Leur petit séjour d’anniversaire à Miami ne se passait pas exactement comme prévu, puisque la star du moment s’était écroulée par terre en se plaignant de maux auxquels Seth était très familier. Hélas, le paternel n’était en mesure de rien. Il ne pouvait aider aucun de ses enfants. En fait, l’inventeur n’avait même pas conscience de la gravité de la situation. Sa tête s’était écrasée sur la table et il s’était déconnecté de la planète Wilde. Quoi de plus reposant, d’ailleurs ?

Pendant que Seth roupillait à poing fermé, Owen se fit menacer de mort au téléphone par la doyenne Wilde et il s’agita pour trouver des solutions. Il alla fouiller dans sa valise, qui contenait, sans surprises, des artefacts aussi dérangés que le cadeau qu’il avait remis à Andy. Aussi, pendant qu’il déployait ses ustensiles et diverses fioles, il se demanda à voix haute s’il n’avait pas confondu le sucre avec une solution en poudre blanche pendant la confection du gâteau. Personne sur terre n’était capable d’une connerie telle, pas même Seth — bien qu’il pouvait tout à fait prouver le contraire d’ici quelques mois, ne jamais dire jamais.

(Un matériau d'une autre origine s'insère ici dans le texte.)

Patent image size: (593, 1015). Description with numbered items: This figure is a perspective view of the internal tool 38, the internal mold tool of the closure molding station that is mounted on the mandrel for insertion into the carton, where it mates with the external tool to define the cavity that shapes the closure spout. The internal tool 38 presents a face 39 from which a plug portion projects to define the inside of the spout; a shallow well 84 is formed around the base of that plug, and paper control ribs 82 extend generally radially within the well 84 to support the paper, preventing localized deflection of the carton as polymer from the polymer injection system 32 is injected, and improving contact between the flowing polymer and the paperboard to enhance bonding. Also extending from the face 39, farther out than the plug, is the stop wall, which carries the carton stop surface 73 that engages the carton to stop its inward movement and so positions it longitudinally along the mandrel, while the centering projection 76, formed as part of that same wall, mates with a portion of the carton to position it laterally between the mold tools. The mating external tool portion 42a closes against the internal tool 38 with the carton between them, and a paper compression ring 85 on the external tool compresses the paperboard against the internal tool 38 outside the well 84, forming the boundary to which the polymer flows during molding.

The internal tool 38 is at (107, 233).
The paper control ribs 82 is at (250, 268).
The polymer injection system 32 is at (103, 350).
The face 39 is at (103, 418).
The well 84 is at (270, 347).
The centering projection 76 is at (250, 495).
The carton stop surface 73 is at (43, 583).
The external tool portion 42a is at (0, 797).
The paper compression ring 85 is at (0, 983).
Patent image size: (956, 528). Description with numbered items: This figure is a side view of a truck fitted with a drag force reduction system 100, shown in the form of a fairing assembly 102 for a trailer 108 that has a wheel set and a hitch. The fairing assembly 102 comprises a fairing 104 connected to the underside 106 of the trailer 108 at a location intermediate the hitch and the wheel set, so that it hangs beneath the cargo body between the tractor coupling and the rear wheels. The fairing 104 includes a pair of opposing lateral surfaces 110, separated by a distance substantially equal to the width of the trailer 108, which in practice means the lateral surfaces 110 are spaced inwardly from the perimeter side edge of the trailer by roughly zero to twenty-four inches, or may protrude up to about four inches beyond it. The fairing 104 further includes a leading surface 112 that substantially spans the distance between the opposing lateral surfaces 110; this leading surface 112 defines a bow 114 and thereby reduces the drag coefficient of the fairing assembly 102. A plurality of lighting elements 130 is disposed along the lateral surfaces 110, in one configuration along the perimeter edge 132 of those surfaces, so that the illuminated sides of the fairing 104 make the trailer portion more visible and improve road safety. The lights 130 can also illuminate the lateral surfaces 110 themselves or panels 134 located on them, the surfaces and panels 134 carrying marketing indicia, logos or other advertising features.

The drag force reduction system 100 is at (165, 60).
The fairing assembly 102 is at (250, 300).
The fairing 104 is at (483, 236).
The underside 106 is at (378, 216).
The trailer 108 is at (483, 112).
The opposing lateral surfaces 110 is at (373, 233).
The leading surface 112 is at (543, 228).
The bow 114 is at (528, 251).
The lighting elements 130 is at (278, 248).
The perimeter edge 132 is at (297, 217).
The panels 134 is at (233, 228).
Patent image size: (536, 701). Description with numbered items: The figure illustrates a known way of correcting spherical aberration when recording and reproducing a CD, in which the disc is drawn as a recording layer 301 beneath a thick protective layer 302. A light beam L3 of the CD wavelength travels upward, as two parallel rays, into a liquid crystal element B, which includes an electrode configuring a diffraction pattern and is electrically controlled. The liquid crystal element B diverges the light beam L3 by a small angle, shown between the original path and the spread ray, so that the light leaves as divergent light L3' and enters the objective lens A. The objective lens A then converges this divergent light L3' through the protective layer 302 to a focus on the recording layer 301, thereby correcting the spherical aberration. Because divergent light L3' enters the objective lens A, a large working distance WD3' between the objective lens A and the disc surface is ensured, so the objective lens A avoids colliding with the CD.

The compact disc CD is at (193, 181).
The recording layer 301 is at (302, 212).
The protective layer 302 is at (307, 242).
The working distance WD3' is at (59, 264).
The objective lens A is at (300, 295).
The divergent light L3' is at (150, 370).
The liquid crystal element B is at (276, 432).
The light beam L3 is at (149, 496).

Farell aurait sans doute massacré son grand frère sur le champ s’il avait toutes ses capacités, ou s’il n’avait pas besoin de lui… ou s’il était tout simplement présent, en fait. Le petit frère était parti rejoindre sa femme à l’intérieur de la maison, dont l’odeur vaguement pestilentielle qui s’échappait ne taquina pas suffisamment les narines du génie pour le réveiller. Il resta donc parfaitement inerte quand Owen fit de la place sur la table, y compris en poussant le bras de Seth étendu de tout son long devant lui.

Il fallait compter sur les trois rescapés, Owen, Brianna et Silvia, qui n’avaient aucun symptôme étrange, pour trouver des solutions médicales à ceux dont les tuyaux étaient extraordinairement en fuite. La famille était dispersée un peu partout désormais, cela n’allait pas être une mince affaire. On pouvait néanmoins compter sur l’inventeur pour dire « Aaaah », et avaler toute substance proposée, quand on le lui demanderait durant sa paisible sieste. Loin du chaos ambiant. Il rêva d’ailleurs de la scène de débarquement de Saving Private Ryan, à peu près évocatrice de ce qu’il se passait en ce moment même au sein de la famille. Heureusement que Silvia était arrivée à la rescousse… Seth rouvrit vaguement les paupières. Une sorte de conscience s’était comme emparée de lui. « Redonnez des yeux à Erza ! » dit-il gravement avant de se rendormir d’un coup.